Filoda beklerken saat 23.00 sıralarında televizyondan darbe girişimini öğrendiklerini ileri süren Karan, hayatında ilk kez böyle bir durumla karşılaştığını ifade etti. Endişe ile gelişmeleri takip ettiğini ileri süren Karan, daha sonra sabah doğru 04.00 sıralarında BHMM'den uçuş emrinin geldiğini bunun üzerine terörle mücadele görevi olabileceği düşüncesi ile uçaklara bindiklerini söyledi.
“Darbeci olsam direk pist başı yapar uçağı kaldırırdım”
Hazırladığı krokilerle pistin durumunu anlatan sanık Karan, BHHM'nin gelen emir ile direk durduğunu ve filo komutanı ile irtibata geçtiğini ifade etti. Sanık Karan, “Ben bu emri dinlemeyecek olsaydım eğer direk pist başı yapar ve rahatlıkla uçakla kalkış yapardım” diyerek darbeci olmadığını iddia etti.
İddianamede hakkında yer alan suçlamaları kabul etmeyen Karan, “16 Temmuz günü BHHM tarafından bize Akıncı Hava üssüne müdahale emri verilmiştir, ancak pistlerin açılmaması nedeniyle bu görev yerine getirilmemiştir.
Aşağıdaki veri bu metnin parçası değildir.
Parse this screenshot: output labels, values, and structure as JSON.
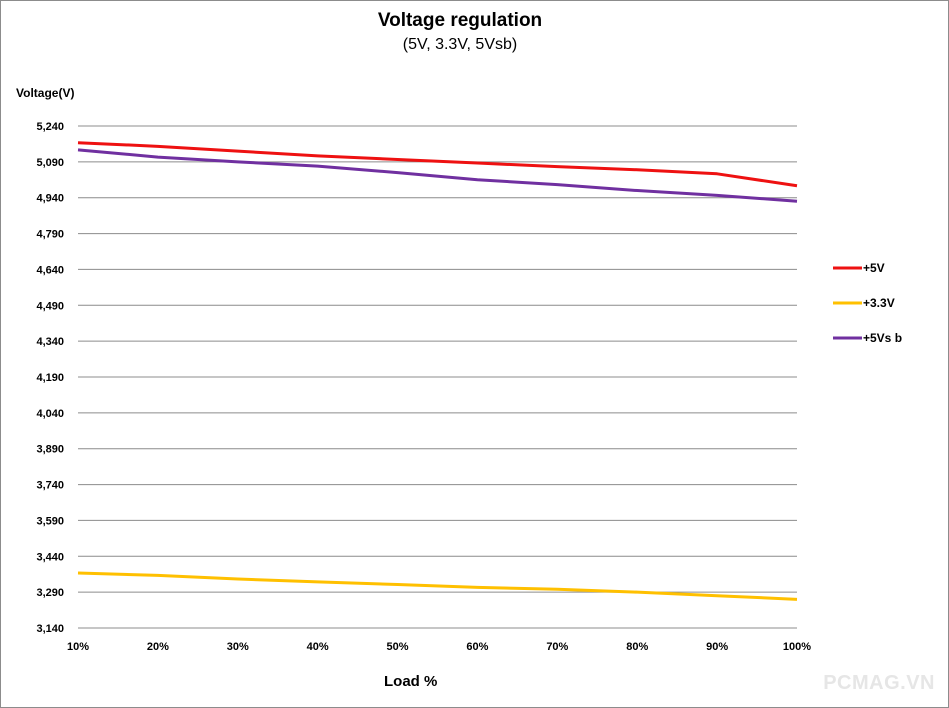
{
  "chart_data": {
    "type": "line",
    "title": "Voltage regulation",
    "subtitle": "(5V, 3.3V, 5Vsb)",
    "ylabel": "Voltage(V)",
    "xlabel": "Load %",
    "categories": [
      "10%",
      "20%",
      "30%",
      "40%",
      "50%",
      "60%",
      "70%",
      "80%",
      "90%",
      "100%"
    ],
    "yticks": [
      "5,240",
      "5,090",
      "4,940",
      "4,790",
      "4,640",
      "4,490",
      "4,340",
      "4,190",
      "4,040",
      "3,890",
      "3,740",
      "3,590",
      "3,440",
      "3,290",
      "3,140"
    ],
    "ylim": [
      3.14,
      5.24
    ],
    "grid": true,
    "legend_position": "right",
    "series": [
      {
        "name": "+5V",
        "color": "#ee1111",
        "values": [
          5.17,
          5.155,
          5.135,
          5.115,
          5.1,
          5.085,
          5.07,
          5.057,
          5.04,
          4.99
        ]
      },
      {
        "name": "+3.3V",
        "color": "#ffc000",
        "values": [
          3.37,
          3.36,
          3.345,
          3.333,
          3.322,
          3.31,
          3.302,
          3.29,
          3.275,
          3.26
        ]
      },
      {
        "name": "+5Vs b",
        "color": "#7030a0",
        "values": [
          5.14,
          5.11,
          5.09,
          5.072,
          5.045,
          5.015,
          4.995,
          4.97,
          4.95,
          4.925
        ]
      }
    ]
  },
  "watermark": "PCMAG.VN"
}
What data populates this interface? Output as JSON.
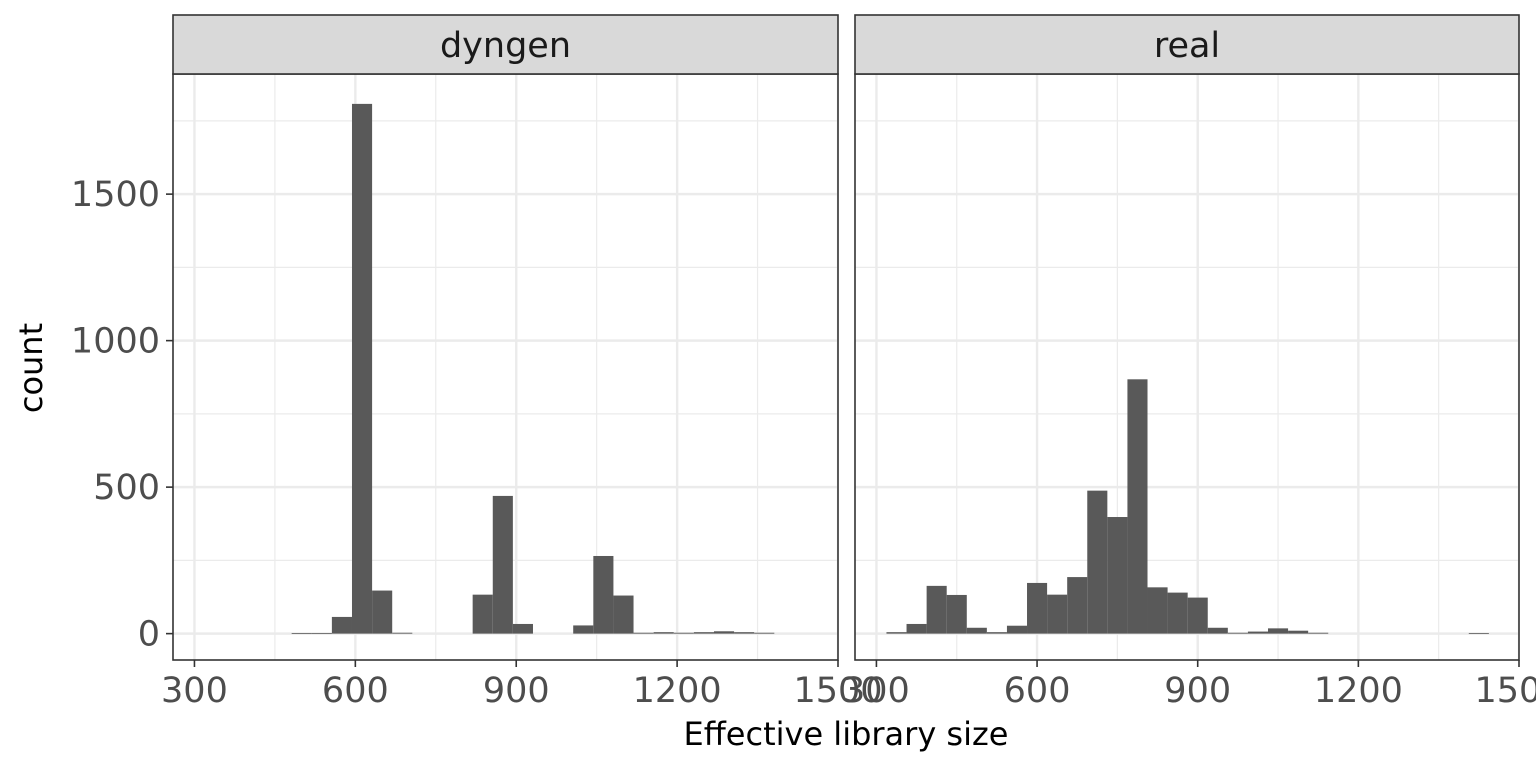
{
  "chart_data": {
    "type": "bar",
    "subtype": "faceted-histogram",
    "xlabel": "Effective library size",
    "ylabel": "count",
    "xlim": [
      260,
      1500
    ],
    "ylim": [
      -90,
      1910
    ],
    "x_ticks": [
      300,
      600,
      900,
      1200,
      1500
    ],
    "y_ticks": [
      0,
      500,
      1000,
      1500
    ],
    "bin_width": 37.5,
    "grid": true,
    "bar_color": "#595959",
    "panel_border_color": "#333333",
    "strip_fill_color": "#d9d9d9",
    "grid_color": "#ebebeb",
    "facets": [
      {
        "name": "dyngen",
        "bins": [
          {
            "x": 500,
            "count": 2
          },
          {
            "x": 537.5,
            "count": 2
          },
          {
            "x": 575,
            "count": 57
          },
          {
            "x": 612.5,
            "count": 1808
          },
          {
            "x": 650,
            "count": 147
          },
          {
            "x": 687.5,
            "count": 3
          },
          {
            "x": 837.5,
            "count": 133
          },
          {
            "x": 875,
            "count": 470
          },
          {
            "x": 912.5,
            "count": 33
          },
          {
            "x": 1025,
            "count": 28
          },
          {
            "x": 1062.5,
            "count": 265
          },
          {
            "x": 1100,
            "count": 130
          },
          {
            "x": 1137.5,
            "count": 3
          },
          {
            "x": 1175,
            "count": 5
          },
          {
            "x": 1212.5,
            "count": 3
          },
          {
            "x": 1250,
            "count": 5
          },
          {
            "x": 1287.5,
            "count": 8
          },
          {
            "x": 1325,
            "count": 5
          },
          {
            "x": 1362.5,
            "count": 3
          }
        ]
      },
      {
        "name": "real",
        "bins": [
          {
            "x": 337.5,
            "count": 5
          },
          {
            "x": 375,
            "count": 33
          },
          {
            "x": 412.5,
            "count": 163
          },
          {
            "x": 450,
            "count": 132
          },
          {
            "x": 487.5,
            "count": 20
          },
          {
            "x": 525,
            "count": 5
          },
          {
            "x": 562.5,
            "count": 27
          },
          {
            "x": 600,
            "count": 173
          },
          {
            "x": 637.5,
            "count": 133
          },
          {
            "x": 675,
            "count": 193
          },
          {
            "x": 712.5,
            "count": 488
          },
          {
            "x": 750,
            "count": 398
          },
          {
            "x": 787.5,
            "count": 868
          },
          {
            "x": 825,
            "count": 158
          },
          {
            "x": 862.5,
            "count": 140
          },
          {
            "x": 900,
            "count": 123
          },
          {
            "x": 937.5,
            "count": 20
          },
          {
            "x": 975,
            "count": 3
          },
          {
            "x": 1012.5,
            "count": 7
          },
          {
            "x": 1050,
            "count": 18
          },
          {
            "x": 1087.5,
            "count": 10
          },
          {
            "x": 1125,
            "count": 3
          },
          {
            "x": 1425,
            "count": 2
          }
        ]
      }
    ]
  }
}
Bu durum bile bizlerin darbeci olmadığı için görevin bizlere verildiğini açıkça göstermektedir” diye konuştu.
Uçakların mühimmatsız olduğunu uçağa bindikten sonra öğrendiğini iddia eden Karan, FETÖ/PDY terör örgütü ile hiçbir bağlantısının olmadığını ileri sürdü.
Mahkeme Başkanı duruşmaya öğle arası verdi.